Breveter des mathématiques financières: la Cour suprême des USA réticente
WASHINGTON - La Cour suprême des Etats-Unis s'est révélée réticente lundi à l'idée d'autoriser le dépôt d'un brevet sur des formules de mathématiques financières, plusieurs juges estimant que cette forme d'invention était trop abstraite pour être protégée.
L'affaire a été portée devant la plus haute juridiction du pays par deux mathématiciens, Bernard Bilski et Rand Warsaw, inventeurs d'une méthode pour se protéger contre le risque de fluctuation des prix d'une marchandise, comme par exemple une source d'énergie.
Ces deux scientifiques se sont vu refuser en 1997 le dépôt d'un brevet auprès de l'autorité publique des brevets et marques déposées, celle-ci estimant que l'invention présentée était une idée qui ne pouvait être protégée, et non une "machine ou une transformation", comme le requièrent la loi et la jurisprudence.
Aucun des neuf juges de la cour suprême n'a paru ouvertement favorable aux plaignants et les juges qui ont posé des questions lors de l'audience publique ont paru sceptiques à l'idée que cette définition s'applique aux mathématiques.
Si l'on suit la logique des plaignants, a expliqué Stephen Breyer, "tout ce qui aide un homme d'affaires à réussir est brevetable".
"En quoi n'est-ce pas une idée abstraite?
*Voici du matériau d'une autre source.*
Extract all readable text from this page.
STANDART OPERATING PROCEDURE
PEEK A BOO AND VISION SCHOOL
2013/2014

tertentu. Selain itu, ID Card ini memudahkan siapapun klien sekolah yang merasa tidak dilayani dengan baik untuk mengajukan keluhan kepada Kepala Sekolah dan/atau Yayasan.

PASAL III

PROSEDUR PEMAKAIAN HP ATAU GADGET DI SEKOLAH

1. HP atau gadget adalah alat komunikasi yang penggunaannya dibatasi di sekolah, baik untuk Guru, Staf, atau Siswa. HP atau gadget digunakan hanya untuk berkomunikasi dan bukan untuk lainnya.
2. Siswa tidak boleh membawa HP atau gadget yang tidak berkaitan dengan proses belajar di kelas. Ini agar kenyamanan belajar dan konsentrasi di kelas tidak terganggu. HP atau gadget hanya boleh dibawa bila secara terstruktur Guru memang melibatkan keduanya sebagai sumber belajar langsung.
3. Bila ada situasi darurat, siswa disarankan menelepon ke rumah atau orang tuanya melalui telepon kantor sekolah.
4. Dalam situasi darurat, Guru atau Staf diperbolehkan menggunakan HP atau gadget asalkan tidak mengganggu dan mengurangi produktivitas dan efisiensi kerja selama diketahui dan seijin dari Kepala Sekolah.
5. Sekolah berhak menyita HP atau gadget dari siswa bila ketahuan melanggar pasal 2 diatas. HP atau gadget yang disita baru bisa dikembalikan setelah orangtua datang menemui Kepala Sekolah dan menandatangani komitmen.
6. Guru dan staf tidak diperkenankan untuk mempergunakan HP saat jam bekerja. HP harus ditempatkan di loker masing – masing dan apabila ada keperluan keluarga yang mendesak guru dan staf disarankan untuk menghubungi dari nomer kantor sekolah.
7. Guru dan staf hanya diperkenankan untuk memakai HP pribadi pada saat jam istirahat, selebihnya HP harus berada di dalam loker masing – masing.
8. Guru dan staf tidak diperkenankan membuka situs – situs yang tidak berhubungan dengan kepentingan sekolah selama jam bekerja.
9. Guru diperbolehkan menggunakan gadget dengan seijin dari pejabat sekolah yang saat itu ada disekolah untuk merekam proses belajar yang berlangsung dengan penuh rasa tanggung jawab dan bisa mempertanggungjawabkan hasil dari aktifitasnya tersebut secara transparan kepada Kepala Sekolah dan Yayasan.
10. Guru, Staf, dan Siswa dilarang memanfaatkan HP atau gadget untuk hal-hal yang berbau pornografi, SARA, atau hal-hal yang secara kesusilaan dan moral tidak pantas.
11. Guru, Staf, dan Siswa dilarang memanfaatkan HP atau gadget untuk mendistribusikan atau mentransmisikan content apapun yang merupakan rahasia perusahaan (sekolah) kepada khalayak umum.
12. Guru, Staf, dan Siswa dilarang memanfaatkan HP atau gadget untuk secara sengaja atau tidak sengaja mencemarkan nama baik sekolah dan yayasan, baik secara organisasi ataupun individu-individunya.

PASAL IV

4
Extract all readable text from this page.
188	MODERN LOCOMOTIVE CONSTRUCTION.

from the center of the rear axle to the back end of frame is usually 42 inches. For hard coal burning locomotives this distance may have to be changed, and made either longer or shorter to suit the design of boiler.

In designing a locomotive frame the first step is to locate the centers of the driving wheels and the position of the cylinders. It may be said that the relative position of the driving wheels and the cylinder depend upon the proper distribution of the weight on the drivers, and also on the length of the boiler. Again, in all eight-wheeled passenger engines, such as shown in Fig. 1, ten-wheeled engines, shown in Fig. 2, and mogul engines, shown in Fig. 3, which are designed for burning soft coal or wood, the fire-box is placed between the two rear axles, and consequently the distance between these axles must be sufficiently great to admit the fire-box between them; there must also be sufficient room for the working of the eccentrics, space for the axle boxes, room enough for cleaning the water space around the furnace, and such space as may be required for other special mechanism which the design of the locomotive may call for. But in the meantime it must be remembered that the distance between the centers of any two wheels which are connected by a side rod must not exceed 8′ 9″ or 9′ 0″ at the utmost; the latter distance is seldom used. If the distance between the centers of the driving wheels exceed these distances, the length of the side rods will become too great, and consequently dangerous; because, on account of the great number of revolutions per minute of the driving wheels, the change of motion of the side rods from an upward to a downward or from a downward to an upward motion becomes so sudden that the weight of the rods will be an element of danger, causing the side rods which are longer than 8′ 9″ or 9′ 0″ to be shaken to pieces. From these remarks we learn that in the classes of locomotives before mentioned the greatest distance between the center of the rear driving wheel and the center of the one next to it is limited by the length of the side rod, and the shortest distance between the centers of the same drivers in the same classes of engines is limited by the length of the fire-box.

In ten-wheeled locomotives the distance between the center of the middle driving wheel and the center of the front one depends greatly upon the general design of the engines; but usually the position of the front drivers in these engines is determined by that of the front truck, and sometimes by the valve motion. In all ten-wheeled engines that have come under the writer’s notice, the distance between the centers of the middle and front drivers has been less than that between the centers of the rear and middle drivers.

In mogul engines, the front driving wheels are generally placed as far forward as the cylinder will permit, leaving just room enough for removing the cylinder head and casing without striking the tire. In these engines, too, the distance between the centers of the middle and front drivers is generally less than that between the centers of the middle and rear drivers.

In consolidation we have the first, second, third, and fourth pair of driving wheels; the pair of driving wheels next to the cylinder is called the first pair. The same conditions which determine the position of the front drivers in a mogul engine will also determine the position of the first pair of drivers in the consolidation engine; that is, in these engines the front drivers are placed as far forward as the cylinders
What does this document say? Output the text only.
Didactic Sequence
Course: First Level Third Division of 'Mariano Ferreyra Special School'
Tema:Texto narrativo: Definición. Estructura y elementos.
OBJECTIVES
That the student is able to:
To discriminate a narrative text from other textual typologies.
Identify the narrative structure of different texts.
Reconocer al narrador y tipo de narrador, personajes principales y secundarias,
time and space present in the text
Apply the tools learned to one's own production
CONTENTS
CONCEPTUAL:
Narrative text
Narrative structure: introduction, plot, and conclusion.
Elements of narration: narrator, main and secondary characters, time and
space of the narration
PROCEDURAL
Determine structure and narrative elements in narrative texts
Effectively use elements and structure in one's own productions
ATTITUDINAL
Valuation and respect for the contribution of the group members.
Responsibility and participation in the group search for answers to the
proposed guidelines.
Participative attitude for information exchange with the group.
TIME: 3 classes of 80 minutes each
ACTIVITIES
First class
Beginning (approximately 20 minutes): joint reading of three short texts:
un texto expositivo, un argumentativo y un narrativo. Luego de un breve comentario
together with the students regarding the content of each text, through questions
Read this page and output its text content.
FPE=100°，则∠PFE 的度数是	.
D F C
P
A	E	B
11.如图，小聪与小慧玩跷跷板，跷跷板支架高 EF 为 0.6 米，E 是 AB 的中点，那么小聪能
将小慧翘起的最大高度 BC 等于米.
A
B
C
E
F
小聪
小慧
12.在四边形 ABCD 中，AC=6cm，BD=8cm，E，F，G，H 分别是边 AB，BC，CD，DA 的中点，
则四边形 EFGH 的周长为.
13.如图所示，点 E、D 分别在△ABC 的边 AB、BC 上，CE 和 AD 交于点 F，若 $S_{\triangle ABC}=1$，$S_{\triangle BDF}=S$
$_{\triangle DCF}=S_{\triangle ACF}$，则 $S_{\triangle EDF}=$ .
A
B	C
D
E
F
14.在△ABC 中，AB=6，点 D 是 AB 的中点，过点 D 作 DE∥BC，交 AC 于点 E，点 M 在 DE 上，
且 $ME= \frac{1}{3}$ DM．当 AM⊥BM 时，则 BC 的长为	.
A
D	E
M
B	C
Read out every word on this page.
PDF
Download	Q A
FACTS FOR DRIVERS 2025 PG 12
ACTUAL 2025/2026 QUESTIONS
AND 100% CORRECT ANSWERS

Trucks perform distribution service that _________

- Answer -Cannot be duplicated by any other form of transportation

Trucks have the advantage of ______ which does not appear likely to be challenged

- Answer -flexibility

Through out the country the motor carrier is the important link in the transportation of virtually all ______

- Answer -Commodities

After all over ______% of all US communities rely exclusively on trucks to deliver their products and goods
Je pourrais breveter un processus où je fais de même (...) J'achète bon marché, je vends cher: c'est mon brevet pour faire commerce de la richesse", a considéré le président de la Cour John Roberts.
Selon la juge Ruth Ginsburg, les autorités des brevets d'autres pays que les Etats-Unis "excluent les méthodes commerciales" du champ des brevets.
A l'avocat des plaignants, Michael Jakes, qui faisait remarquer que le morse était breveté alors qu'il était abstrait, Sonia Sotomayor a répliqué que "ce qui a été breveté, c'est l'usage du morse avec une certaine machine".
La Cour suprême, qui doit rendre son arrêt d'ici à juillet, ne s'est pas prononcée sur le périmètre des brevets depuis 1981. Pour les plaignants, la définition retenue à l'époque est trop étroite et correspond au monde industriel, où primait le savoir technique.
L'affaire a attiré une forte attention, la décision de la Cour pouvant avoir des conséquences sur des milliers d'inventions qui deviendraient brevetables, et suscitant des craintes sur la libre circulation des idées scientifiques.
De grandes entreprises d'électronique et d'informatique (Microsoft, Philips, Google), de la banque (Bank of America, Morgan Stanley) ont déposé auprès de la Cour suprême des argumentaires en soutien à l'autorité des brevets, craignant que l'innovation ne soit bridée.
D'autres (IBM qui souhaite que les logiciels soient toujours brevetables, Yahoo! qui espère une clarification des règles sur les brevets) ont également écrit à la Cour sans se prononcer pour aucune des parties.
Le laboratoire pharmaceutique Novartis et le groupe américain de services informatiques Accenture ont soutenu les plaignants.
S'il a paru peu probable que MM. Bilski et Warsaw obtiennent gain de cause et renversent la jurisprudence, en revanche la Cour pourrait être tentée de mieux définir le périmètre de ce qui est brevetable, à la lumière de l'évolution des sciences.
Plusieurs juges ont interrogé l'avocat de l'autorité des brevets dans cette affaire, Malcom Stewart, sur la formulation qui lui paraîtrait souhaitable. Celui a recommandé à la Cour de ne pas être trop spécifique, mais a affirmé que "l'histoire économique de ce pays aurait été très différente s'il avait été considéré que les méthodes commerciales pouvaient être brevetées".